Thanks to Jacqui Rowe, who nominated us, we’re taking part in the “My Writing Process” blog tour.
You can see Jacqui’s blog at http://brummagemscrewdriver.com/2014/04/
The idea is that we answer 4 questions about our writing process:
1) What are we working on?
We are currently writing books 3 and 4 in the comic fantasy world that started with Clovenhoof, where Satan is made redundant from Hell and has to come to terms with living in suburban Birmingham.
The new books are known by the working titles of “Monk Story” and “Joan of Arc”. You can see that we need better titles for these.
The monk story is based on the monastery on Bardsey Island, which we visited in the story of “Pigeonwings”, our second novel. We loved the characters of the monks so much that we thought they deserved their own novel.

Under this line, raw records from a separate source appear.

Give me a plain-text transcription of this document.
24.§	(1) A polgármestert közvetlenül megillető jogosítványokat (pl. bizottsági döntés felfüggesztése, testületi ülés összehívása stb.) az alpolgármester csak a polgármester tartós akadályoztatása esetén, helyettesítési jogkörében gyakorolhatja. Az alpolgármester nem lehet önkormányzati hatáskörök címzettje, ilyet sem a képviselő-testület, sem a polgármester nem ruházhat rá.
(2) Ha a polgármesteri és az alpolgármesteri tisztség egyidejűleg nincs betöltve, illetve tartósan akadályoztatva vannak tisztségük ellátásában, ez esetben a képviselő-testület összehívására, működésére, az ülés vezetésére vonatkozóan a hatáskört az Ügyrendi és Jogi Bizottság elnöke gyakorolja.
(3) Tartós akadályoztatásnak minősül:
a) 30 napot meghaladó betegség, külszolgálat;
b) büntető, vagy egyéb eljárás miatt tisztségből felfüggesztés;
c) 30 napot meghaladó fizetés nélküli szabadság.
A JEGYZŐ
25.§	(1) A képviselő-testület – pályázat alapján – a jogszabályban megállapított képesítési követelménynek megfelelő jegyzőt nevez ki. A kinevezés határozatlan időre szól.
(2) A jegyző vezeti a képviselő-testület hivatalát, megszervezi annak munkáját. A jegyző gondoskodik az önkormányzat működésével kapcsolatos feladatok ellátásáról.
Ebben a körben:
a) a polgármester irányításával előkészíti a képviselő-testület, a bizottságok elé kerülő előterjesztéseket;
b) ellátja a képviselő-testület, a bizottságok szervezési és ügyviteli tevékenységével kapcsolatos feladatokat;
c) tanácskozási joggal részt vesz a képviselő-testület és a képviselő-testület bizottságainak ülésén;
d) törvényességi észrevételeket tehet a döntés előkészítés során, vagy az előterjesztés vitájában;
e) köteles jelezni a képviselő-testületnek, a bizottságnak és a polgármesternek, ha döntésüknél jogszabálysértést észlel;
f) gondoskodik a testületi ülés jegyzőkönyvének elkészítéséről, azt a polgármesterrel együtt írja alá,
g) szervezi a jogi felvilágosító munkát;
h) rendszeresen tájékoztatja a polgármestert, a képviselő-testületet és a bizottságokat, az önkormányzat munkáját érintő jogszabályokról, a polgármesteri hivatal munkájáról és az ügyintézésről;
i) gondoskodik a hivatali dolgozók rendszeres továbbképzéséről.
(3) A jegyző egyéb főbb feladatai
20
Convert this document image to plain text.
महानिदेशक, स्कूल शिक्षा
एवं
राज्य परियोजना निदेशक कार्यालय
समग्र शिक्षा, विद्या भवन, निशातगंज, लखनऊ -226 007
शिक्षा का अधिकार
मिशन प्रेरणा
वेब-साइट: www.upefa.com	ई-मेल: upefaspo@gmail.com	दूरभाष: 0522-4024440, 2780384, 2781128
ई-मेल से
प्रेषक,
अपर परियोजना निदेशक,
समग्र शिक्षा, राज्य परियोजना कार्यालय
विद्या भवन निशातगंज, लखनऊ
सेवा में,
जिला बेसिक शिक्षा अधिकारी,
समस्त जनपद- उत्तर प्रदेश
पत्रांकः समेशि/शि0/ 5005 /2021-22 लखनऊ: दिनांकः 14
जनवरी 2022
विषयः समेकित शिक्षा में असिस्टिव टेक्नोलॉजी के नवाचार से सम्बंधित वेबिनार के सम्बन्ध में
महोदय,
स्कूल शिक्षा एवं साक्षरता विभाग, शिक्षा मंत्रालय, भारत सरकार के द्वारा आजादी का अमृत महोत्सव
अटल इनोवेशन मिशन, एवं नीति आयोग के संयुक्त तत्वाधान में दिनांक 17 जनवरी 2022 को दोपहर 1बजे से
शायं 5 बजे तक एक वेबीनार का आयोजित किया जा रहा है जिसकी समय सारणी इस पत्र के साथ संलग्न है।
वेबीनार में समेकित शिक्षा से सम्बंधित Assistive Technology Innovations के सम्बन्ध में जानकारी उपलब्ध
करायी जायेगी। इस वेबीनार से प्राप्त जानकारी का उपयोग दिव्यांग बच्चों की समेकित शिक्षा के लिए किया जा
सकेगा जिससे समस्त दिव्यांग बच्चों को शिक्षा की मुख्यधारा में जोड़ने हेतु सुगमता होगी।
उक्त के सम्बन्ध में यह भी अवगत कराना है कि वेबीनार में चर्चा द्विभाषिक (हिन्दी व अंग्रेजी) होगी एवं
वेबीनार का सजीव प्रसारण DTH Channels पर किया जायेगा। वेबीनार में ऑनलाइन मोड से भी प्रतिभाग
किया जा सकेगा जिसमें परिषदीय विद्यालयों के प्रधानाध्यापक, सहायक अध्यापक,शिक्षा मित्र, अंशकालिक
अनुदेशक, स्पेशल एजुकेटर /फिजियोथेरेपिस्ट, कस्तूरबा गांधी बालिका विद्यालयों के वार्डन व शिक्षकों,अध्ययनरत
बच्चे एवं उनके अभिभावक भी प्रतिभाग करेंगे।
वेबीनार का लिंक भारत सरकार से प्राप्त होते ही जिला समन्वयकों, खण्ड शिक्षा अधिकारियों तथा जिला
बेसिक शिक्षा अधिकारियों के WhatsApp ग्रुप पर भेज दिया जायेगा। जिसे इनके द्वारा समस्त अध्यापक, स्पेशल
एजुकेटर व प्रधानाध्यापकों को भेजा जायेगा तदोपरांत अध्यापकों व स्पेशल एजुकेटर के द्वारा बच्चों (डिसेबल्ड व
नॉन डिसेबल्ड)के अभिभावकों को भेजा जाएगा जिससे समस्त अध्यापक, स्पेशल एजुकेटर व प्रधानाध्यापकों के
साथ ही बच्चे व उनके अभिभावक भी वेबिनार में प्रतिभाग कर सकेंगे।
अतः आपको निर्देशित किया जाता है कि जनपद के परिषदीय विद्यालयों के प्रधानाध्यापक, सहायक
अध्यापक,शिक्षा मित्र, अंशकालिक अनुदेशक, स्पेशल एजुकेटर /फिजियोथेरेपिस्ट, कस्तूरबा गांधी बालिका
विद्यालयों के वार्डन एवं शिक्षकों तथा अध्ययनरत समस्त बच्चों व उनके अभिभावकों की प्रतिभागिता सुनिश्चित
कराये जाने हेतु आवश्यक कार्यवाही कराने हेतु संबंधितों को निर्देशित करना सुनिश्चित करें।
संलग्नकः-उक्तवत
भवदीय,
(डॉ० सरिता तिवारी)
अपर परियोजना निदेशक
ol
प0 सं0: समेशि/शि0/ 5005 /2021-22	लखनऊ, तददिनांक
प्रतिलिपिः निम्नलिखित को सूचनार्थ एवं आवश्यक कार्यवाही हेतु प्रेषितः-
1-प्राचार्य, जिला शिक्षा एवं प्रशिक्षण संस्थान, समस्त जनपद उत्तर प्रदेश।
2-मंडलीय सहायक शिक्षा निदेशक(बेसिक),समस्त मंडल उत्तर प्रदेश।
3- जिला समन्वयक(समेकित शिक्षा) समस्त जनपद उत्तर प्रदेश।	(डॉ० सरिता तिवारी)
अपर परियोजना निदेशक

The Joan of Arc story is a road trip across Europe, featuring some of the saints that we have met in our previous stories. Joan is a wonderful character, she’s an optimistic bundle of energy who wants to make everything better. She’s accompanied by St Francis who goes everywhere with a huge, man-eating wolf, and St Christopher, who was appalled to discover that the pope declared in 1969 that he never actually existed, which brings its own problems.
2) How does our work differ from others of its genre?
We categorise our novels as fantasy, but the humour is really important to us. We find that it’s the part most suited to collaborative writing, as it’s possible to take something funny and stretch it into lots of different directions between the two of us.
3) Why do we write what we do?
We wanted to write something that we are both comfortable with. When we started to think about what that might look like, we considered the types of story that we’d both written and where there was the greatest overlap.
4) How does our writing process work?
We work together at the highest level when we’re about to start a new novel. The “brainstorming ideas” part might involve us throwing ideas into a document over a couple of weeks, it might involve us getting ideas off our friends in the pub, or it might involve us working together over a big sheet of paper. Mostly it involves all of these things.
Next we need to organise these ideas into a plot. This really needs to be done in an extended meet-up session where we use HUGE pieces of paper (wallpaper lining paper is ideal) with lines connecting ideas into plot strands to give us an idea of the order that we need.
Once we know at a high level what our chapters will contain, we work through them in a leapfrogging manner. One of us will write a chapter synopsis for the other. Then we swap, so that we can write the chapter. Then we swap back for editing, to smooth out the style. Working this way, we can turn around two chapters in three weeks.